I think I might try to write a custom vector type and then put it in a data frame and see how many functions I can call for it before it becomes a normal vector. Then we can assess to what extent DataFrames can support Dask-like operations just by changing the vector type.

quinnj commented 3 years ago

This is a great idea; in particular, it would be great to document which functions/methods are expected to work along with how they're used in DataFrames in different operations. Happy to help with this effort.

bkamins commented 3 years ago

The first candidates that would break are fast aggregations like combine(gdf, :x => sum). In general - all cases when DataFrames.jl "internally" creates a column it is likely to assume that it is a "standard" vector. Similarly in many operations DataFrames.jl internally creates Vectors for processing data (see e.g. at GroupedDataFrame struct definition).

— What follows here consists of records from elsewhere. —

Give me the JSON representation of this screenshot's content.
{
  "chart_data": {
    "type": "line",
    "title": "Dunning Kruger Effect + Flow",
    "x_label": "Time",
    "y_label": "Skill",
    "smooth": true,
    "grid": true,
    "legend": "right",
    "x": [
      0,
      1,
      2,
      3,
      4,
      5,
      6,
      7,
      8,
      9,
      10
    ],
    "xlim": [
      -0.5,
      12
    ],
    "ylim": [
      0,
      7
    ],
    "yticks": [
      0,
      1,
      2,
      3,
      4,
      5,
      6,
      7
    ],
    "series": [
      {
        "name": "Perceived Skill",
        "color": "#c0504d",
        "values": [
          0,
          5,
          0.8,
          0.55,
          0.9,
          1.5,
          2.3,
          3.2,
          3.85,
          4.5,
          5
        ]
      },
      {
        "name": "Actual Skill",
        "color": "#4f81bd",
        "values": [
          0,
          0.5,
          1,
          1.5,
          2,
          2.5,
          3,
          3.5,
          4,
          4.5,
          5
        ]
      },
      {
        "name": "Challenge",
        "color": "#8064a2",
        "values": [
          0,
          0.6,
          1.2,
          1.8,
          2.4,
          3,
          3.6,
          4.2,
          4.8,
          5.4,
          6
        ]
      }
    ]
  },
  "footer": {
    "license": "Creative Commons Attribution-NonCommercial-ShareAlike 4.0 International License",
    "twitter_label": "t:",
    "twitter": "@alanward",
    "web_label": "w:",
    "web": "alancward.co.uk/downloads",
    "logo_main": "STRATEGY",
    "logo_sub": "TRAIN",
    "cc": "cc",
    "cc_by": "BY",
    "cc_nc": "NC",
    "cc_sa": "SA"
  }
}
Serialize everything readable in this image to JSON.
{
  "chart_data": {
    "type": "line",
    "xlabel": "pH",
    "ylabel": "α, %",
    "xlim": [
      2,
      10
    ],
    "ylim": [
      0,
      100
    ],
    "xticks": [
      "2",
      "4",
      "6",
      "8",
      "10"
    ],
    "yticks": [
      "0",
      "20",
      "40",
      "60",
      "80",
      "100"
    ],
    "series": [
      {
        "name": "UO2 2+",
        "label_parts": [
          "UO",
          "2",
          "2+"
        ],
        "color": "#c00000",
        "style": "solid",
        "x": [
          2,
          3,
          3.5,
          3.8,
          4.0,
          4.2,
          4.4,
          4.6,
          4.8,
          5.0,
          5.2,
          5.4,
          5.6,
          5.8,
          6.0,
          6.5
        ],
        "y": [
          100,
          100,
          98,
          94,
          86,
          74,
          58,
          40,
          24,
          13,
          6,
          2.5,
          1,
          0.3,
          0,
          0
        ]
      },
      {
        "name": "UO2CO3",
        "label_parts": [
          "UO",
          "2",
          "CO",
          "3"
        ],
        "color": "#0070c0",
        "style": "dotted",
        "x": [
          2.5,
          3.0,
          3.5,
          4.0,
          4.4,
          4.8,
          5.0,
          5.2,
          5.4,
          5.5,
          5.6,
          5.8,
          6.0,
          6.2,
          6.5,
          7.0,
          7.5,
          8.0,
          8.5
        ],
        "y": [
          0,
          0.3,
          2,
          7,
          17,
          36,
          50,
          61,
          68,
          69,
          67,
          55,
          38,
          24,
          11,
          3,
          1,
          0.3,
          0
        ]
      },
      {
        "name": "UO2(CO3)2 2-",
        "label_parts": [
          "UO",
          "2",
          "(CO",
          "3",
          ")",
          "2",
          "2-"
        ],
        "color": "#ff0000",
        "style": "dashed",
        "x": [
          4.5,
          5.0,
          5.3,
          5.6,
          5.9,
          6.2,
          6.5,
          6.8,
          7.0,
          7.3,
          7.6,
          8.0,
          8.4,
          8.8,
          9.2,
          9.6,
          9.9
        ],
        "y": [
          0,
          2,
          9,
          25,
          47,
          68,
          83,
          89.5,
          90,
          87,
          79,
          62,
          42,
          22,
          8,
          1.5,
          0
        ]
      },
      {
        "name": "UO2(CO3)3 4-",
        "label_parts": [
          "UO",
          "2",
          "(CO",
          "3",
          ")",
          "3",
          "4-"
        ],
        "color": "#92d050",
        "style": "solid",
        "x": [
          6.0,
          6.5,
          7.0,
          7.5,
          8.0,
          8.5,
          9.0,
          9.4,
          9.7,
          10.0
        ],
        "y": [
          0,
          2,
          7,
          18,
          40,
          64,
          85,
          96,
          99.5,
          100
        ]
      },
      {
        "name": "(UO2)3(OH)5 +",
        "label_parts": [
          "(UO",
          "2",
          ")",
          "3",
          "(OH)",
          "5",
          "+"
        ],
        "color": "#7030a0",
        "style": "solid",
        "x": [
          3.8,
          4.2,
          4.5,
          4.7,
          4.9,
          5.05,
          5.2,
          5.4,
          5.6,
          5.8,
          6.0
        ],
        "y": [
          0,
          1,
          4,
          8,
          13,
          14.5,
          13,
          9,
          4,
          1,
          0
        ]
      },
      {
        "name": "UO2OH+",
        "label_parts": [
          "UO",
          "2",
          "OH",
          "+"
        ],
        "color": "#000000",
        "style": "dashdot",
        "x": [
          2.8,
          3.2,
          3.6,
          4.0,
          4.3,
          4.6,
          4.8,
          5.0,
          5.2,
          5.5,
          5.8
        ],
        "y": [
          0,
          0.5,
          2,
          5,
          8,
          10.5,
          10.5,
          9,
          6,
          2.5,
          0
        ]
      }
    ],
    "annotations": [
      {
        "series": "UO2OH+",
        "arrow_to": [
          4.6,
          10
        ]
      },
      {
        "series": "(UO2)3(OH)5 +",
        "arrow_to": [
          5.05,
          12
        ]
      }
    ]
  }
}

Having said that I think it should be doable to add "distributed" support to DataFrames.jl in the long run. However, probably we would need to have some API that would communicate to DataFrames.jl how distribution is performed (as if you have distributed vectors most likely you want to process them in a way that takes this into account).

pdeffebach commented 3 years ago

Yeah I have no idea how distributed computing works, or threading for that matter. Still I will put this on the to-do list for winter break / procrastination from school.

nalimilan commented 3 years ago

Somewhat related is whether we preserve the container types of input columns: https://github.com/JuliaData/DataFrames.jl/issues/2569

I don't think DataFrames has very specific requirements for columns: apart from the issue of one-based indexing, which we should investigate if somebody cares, things should work as long as the AbstractArray interface is implemented. It probably won't be fast for distributed arrays, though, since we use for i in eachindex(col) loops a lot.